Absolutely, most of us would probably reply. I think so, others might respond. And the most honest answer? I don’t know.

As much as we would like to think that, put on the spot, we would do the right — and perhaps even heroic — thing, research has shown that that usually isn’t true.

“People are routinely more willing to be critical of others’ ethics than of their own,” said Francesca Gino, an associate professor at Harvard Business School, and two other authors in the journal article “See No Evil: When We Overlook Other People’s Unethical Behavior.” The article appeared as a chapter in the book “Social Decision Making” (Psychology Press, 2009). “People believe they are more honest and trustworthy than others and they try harder to do good.”

But our faith in ourselves isn’t borne out by history or research, something the Times columnist David Brooks pointed out in his column this week.

The most well-known example of this in academia is the experiment conducted by the Yale University psychologist Stanley Milgram in the early 1960s. In the experiment, participants were “teachers” and, unbeknown to the participants, the “learner” was really an actor. The teacher was to instruct the learner in word pairs. For every wrong answer, the teacher could shock the learner, increasing the intensity of the shock for each wrong answer.

In reality, there were no shocks (the teacher couldn’t see the learner), but the person administering the shocks didn’t know that. In fact, the learner would bang on the wall, supposedly in pain, as the shocks “increased.”

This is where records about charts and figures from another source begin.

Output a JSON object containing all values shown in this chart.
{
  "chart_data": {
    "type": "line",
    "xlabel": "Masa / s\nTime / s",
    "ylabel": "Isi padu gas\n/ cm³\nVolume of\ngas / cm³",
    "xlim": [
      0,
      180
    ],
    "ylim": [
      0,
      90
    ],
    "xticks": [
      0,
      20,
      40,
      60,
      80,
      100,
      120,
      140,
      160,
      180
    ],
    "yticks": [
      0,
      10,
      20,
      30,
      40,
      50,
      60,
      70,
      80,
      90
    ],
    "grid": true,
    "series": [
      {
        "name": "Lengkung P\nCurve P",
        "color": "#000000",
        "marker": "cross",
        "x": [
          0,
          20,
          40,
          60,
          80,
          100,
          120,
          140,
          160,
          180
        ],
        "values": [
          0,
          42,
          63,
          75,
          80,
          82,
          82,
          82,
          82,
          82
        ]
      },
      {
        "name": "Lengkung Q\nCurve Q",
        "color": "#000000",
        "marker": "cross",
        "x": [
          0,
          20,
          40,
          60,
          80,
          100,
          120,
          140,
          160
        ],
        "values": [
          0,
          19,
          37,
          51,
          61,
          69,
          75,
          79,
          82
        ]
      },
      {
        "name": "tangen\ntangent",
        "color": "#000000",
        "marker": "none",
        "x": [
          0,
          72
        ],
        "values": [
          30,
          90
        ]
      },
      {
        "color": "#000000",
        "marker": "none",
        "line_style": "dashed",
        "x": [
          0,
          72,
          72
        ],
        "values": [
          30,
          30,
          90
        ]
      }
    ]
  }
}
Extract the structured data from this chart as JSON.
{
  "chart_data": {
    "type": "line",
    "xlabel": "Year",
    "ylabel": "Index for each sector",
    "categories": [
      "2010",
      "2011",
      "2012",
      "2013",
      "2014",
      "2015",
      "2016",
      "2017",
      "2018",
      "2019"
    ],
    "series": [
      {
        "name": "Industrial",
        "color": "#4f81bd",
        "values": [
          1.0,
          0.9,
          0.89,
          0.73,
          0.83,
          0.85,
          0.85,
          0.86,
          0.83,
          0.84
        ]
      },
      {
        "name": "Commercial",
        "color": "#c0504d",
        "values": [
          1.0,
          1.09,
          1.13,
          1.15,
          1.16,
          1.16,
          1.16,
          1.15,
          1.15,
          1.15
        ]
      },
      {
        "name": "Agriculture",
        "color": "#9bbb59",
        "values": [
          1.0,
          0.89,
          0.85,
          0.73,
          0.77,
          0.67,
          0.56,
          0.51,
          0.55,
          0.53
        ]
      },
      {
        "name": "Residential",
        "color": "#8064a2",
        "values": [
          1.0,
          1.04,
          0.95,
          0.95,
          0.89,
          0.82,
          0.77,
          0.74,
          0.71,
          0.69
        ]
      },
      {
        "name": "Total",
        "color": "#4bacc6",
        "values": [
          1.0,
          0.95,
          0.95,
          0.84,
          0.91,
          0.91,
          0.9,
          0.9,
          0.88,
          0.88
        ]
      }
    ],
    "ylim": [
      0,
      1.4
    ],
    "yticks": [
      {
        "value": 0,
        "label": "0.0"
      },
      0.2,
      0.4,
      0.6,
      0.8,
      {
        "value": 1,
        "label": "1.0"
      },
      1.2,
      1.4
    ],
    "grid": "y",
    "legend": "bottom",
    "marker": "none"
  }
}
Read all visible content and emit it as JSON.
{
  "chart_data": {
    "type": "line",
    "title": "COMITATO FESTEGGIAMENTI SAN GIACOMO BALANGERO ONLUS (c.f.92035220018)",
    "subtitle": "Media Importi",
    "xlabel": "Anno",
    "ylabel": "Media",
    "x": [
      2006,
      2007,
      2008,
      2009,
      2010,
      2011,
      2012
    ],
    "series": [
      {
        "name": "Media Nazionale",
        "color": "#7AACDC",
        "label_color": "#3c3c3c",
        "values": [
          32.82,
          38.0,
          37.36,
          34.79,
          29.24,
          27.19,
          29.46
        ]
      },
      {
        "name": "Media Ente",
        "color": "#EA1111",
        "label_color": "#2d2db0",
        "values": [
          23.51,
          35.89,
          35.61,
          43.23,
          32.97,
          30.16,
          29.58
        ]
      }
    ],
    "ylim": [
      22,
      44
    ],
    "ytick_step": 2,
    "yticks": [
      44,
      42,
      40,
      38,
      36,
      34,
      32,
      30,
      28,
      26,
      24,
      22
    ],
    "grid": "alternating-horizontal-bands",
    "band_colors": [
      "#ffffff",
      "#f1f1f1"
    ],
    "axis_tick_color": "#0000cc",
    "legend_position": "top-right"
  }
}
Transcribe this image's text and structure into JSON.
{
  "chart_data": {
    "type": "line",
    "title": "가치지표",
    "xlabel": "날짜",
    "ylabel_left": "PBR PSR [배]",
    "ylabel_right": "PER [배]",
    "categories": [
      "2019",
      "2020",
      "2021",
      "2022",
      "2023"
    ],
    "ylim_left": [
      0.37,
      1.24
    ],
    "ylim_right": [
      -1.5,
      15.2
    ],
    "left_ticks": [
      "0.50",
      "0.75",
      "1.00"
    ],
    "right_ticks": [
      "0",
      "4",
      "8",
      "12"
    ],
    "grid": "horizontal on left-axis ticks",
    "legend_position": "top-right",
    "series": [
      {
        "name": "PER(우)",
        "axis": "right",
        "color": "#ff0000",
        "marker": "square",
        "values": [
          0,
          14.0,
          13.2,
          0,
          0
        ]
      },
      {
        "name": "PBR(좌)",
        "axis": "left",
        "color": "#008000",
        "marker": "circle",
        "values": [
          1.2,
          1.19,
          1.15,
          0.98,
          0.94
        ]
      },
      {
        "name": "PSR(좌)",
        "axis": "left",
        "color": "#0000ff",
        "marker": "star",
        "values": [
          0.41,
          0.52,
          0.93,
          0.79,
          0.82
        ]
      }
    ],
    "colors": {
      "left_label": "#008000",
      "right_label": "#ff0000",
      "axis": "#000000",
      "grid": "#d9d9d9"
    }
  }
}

In the end, a majority of the “teachers” administered the strongest shock of 450 volts, and the experiment was replicated elsewhere with similar results. The findings are depressing — that ordinary people can be easily persuaded to do something they believe is wrong.

“People would sit there crying and sweating, but they didn’t want to be rude,” said Carol Tavris, a social psychologist and author of numerous books including, “Mistakes Were Made (But Not by Me)” (Harcourt, 2007). But most people say they believe they would act differently from the participants, despite evidence to the contrary, she said.

For example, Professor Gino said, she and her colleagues asked female job candidates what they would do if inappropriate comments were made in a job interview.

“Most said they would walk away or raise a red flag,” she said. “But in reality, when it happened, they didn’t do that. Across the board, research points to the fact that people want to behave well but give in to temptations.”

Research also shows that it is much easier to step over the boundary from ethical to unethical when there is a gradual erosion of moral values and principles rather than one big leap.

A 2009 article in The Journal of Experimental Social Psychology, also co-written by Professor Gino, used as an example an accounting firm that has an excellent relationship with a client company. The accounting firm, which receives tens of millions of dollars in fees from the client, approves the company’s high-quality and ethical financial statements.

For three years, everything is fine. But suddenly, in the fourth year, the company stretches and even breaks the limits of the law.

Another case? Same accounting firm, same client. This time, after the first good year, the client bit by bit pushes the ethical envelope over the next three years.

The accounting firm would be more likely to approve the financial statements in the second case than in the first, the article says.

One of the reasons, Professor Gino and her colleague write, is that “unethical acts can become an integral part of the day-to-day activities to such an extent that individuals may be unable to see the inappropriateness of their behaviors.”